Advanced Machine Learning Company Osaro Captures $3.3 Million

Advanced Machine Learning Company Osaro Captures $3.3 Million

Osaro, a new, San Francisco-based startup that’s developing advanced machine learning known as deep reinforcement learning, has raised $3.3 million in seed funding to take its technology to market.

The money comes from Scott Banister, Jerry Yang’s AME Cloud Ventures, and Peter Thiel, for whom Osaro cofounder Derik Pridmore once worked (first at Thiel’s hedge fund, Clarium Capital, and later as a principal at his venture firm, Founders Fund).

Why it’s interesting: Osaro’s machine intelligence software combines perception (which we’ve seen plenty of in the past, including with image identification) with decision-making abilities that will ostensibly help computer and robotic systems teach themselves to act more efficiently through trial and error (which we’ve seen more infrequently).

We talked with Pridmore yesterday to learn more about the nine-person startup.

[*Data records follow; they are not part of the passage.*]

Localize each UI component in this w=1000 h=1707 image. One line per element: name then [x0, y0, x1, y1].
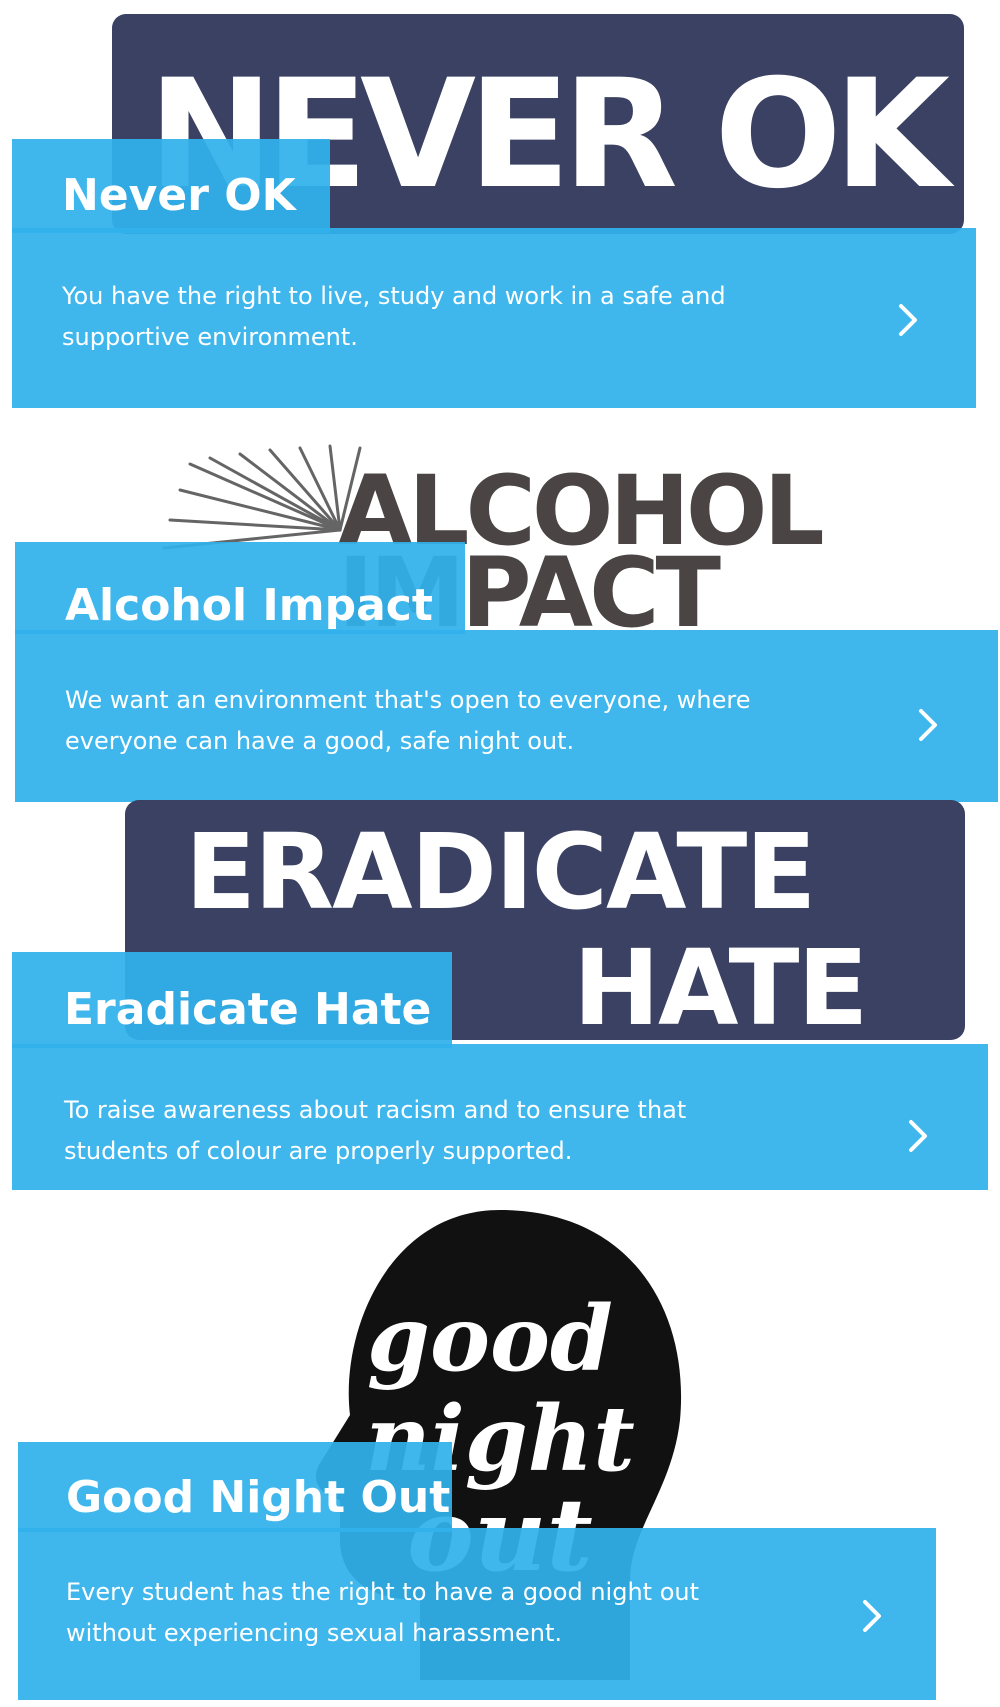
good-night-out-chevron-right-icon[interactable]: [842, 1586, 902, 1646]
eradicate-logo-line1: ERADICATE: [185, 811, 814, 933]
campaign-card-alcohol-impact[interactable]: ALCOHOL IMPACT Alcohol Impact We want an…: [0, 420, 1000, 802]
never-ok-description: You have the right to live, study and wo…: [62, 282, 726, 351]
never-ok-title[interactable]: Never OK: [62, 170, 296, 221]
campaign-card-eradicate-hate[interactable]: ERADICATE HATE Eradicate Hate To raise a…: [0, 800, 1000, 1200]
alcohol-impact-description: We want an environment that's open to ev…: [65, 686, 751, 755]
campaign-card-never-ok[interactable]: NEVER OK Never OK You have the right to …: [0, 0, 1000, 420]
alcohol-impact-chevron-right-icon[interactable]: [898, 695, 958, 755]
eradicate-hate-chevron-right-icon[interactable]: [888, 1106, 948, 1166]
good-night-out-title[interactable]: Good Night Out: [66, 1472, 450, 1523]
eradicate-hate-title[interactable]: Eradicate Hate: [64, 984, 431, 1035]
gno-logo-line1: good: [367, 1286, 613, 1392]
alcohol-impact-title[interactable]: Alcohol Impact: [65, 580, 433, 631]
never-ok-chevron-right-icon[interactable]: [878, 290, 938, 350]
eradicate-hate-description: To raise awareness about racism and to e…: [64, 1096, 687, 1165]
eradicate-logo-line2: HATE: [573, 927, 866, 1040]
campaign-card-good-night-out[interactable]: good night out Good Night Out Every stud…: [0, 1200, 1000, 1707]
good-night-out-description: Every student has the right to have a go…: [66, 1578, 699, 1647]
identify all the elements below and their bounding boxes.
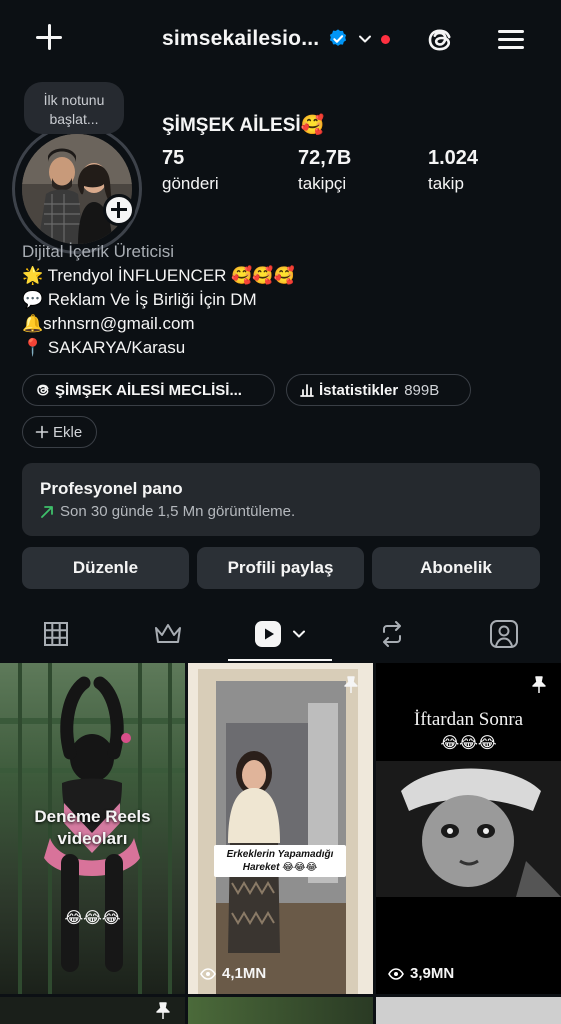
tab-reels[interactable] [224, 606, 336, 662]
note-bubble[interactable]: İlk notunu başlat... [24, 82, 124, 134]
reel-image [188, 663, 373, 994]
reel-thumbnail[interactable]: Erkeklerin Yapamadığı Hareket 😂😂😂 4,1MN [188, 663, 373, 994]
add-label: Ekle [53, 423, 83, 441]
reel-caption: Deneme Reels videoları [34, 807, 151, 848]
tab-reposts[interactable] [336, 606, 448, 662]
threads-link-icon [37, 384, 49, 396]
tab-subscribers[interactable] [112, 606, 224, 662]
stat-label: gönderi [162, 174, 219, 193]
subscription-button[interactable]: Abonelik [372, 547, 540, 589]
pin-icon [156, 1002, 170, 1019]
professional-dashboard[interactable]: Profesyonel pano Son 30 günde 1,5 Mn gör… [22, 463, 540, 536]
stat-value: 1.024 [428, 147, 479, 169]
stat-followers[interactable]: 72,7B takipçi [298, 147, 351, 194]
stat-value: 72,7B [298, 147, 352, 169]
verified-badge-icon [330, 29, 347, 46]
reels-icon [255, 621, 281, 647]
reel-thumbnail[interactable] [376, 997, 561, 1024]
insights-chip[interactable]: İstatistikler 899B [286, 374, 471, 406]
profile-tabs [0, 606, 561, 662]
reel-thumbnail[interactable]: Deneme Reels videoları 😂😂😂 [0, 663, 185, 994]
stat-label: takip [428, 174, 464, 193]
top-bar: simsekailesio... [0, 0, 561, 80]
pro-panel-views: Son 30 günde 1,5 Mn görüntüleme. [60, 503, 296, 520]
crown-icon [155, 624, 181, 643]
chevron-down-icon [359, 35, 372, 43]
reposts-icon [383, 621, 401, 647]
reel-view-count: 3,9MN [410, 965, 455, 982]
stat-label: takipçi [298, 174, 347, 193]
reel-views: 4,1MN [200, 965, 266, 982]
avatar-area: İlk notunu başlat... [12, 82, 147, 254]
plus-small-icon [35, 425, 49, 439]
pin-icon [344, 676, 358, 693]
avatar[interactable] [22, 134, 132, 244]
active-tab-indicator [228, 659, 332, 661]
reel-views: 3,9MN [388, 965, 454, 982]
share-profile-button[interactable]: Profili paylaş [197, 547, 364, 589]
insights-count: 899B [404, 381, 440, 399]
reel-image [376, 761, 561, 897]
username: simsekailesio... [162, 27, 320, 50]
add-chip[interactable]: Ekle [22, 416, 97, 448]
bio-line: 🌟 Trendyol İNFLUENCER 🥰🥰🥰 [22, 266, 295, 285]
threads-link-label: ŞİMŞEK AİLESİ MECLİSİ... [55, 381, 242, 399]
tab-tagged[interactable] [448, 606, 560, 662]
reel-thumbnail[interactable] [188, 997, 373, 1024]
notification-dot [381, 34, 391, 44]
reel-thumbnail[interactable] [0, 997, 185, 1024]
plus-icon[interactable] [34, 22, 66, 54]
reels-grid: Deneme Reels videoları 😂😂😂 Erkeklerin Ya… [0, 663, 561, 1024]
pro-panel-title: Profesyonel pano [40, 479, 183, 498]
grid-icon [44, 622, 68, 646]
eye-icon [388, 967, 404, 980]
tagged-icon [490, 620, 518, 648]
stat-following[interactable]: 1.024 takip [428, 147, 478, 194]
bio-location: 📍 SAKARYA/Karasu [22, 338, 186, 357]
account-switcher[interactable]: simsekailesio... [162, 27, 391, 51]
stat-posts[interactable]: 75 gönderi [162, 147, 219, 194]
reel-caption: İftardan Sonra [413, 709, 524, 730]
threads-icon[interactable] [424, 24, 456, 56]
eye-icon [200, 967, 216, 980]
bio-category: Dijital İçerik Üreticisi [22, 242, 175, 261]
reel-caption: Erkeklerin Yapamadığı Hareket 😂😂😂 [214, 845, 346, 877]
add-story-icon[interactable] [103, 194, 135, 226]
reel-emoji: 😂😂😂 [440, 735, 497, 752]
threads-link-chip[interactable]: ŞİMŞEK AİLESİ MECLİSİ... [22, 374, 275, 406]
reel-emoji: 😂😂😂 [64, 910, 121, 927]
display-name: ŞİMŞEK AİLESİ🥰 [162, 115, 325, 136]
edit-profile-button[interactable]: Düzenle [22, 547, 189, 589]
bio-email[interactable]: 🔔srhnsrn@gmail.com [22, 312, 295, 336]
pro-panel-subtitle: Son 30 günde 1,5 Mn görüntüleme. [40, 503, 522, 520]
menu-icon[interactable] [496, 26, 526, 54]
trend-up-icon [41, 505, 53, 518]
stat-value: 75 [162, 147, 185, 169]
tab-grid[interactable] [0, 606, 112, 662]
bar-chart-icon [300, 384, 314, 397]
chevron-down-icon [293, 630, 305, 638]
insights-label: İstatistikler [319, 381, 399, 399]
reel-view-count: 4,1MN [222, 965, 267, 982]
reel-thumbnail[interactable]: İftardan Sonra 😂😂😂 3,9MN [376, 663, 561, 994]
bio-line: 💬 Reklam Ve İş Birliği İçin DM [22, 290, 257, 309]
bio: Dijital İçerik Üreticisi 🌟 Trendyol İNFL… [22, 240, 295, 360]
pin-icon [532, 676, 546, 693]
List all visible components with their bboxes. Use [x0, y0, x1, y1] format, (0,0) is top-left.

Our chat has been edited for length.

TC: You don’t have any customers yet, but one of the commercial areas you’re exploring is industrial robotics. Why should these companies pay attention to Osaro?

DP: First, industrial robots aren’t what the average person thinks they are. They don’t have brains. They really just have very precise motors that are controlled by software. But every time you need to do something new, it needs to be reprogrammed by a person. The robots aren’t flexible.

That trend used to work, but what used to take a year for a robot to make now takes a month [in many cases], and if it takes a month to set up a robot and the robot runs [that task] for just one month, that’s inefficient. [Our technology] enables you to grab a robot and train it a few times and let it start training itself from there. You only have to tell it when it’s successful or it fails by giving it a score.

TC: Do you have beta customers we could name for readers?

DP: We’re working on a pilot right now. These are complex solutions, so we need to partner with people to show that we can handle technical requests that others can’t.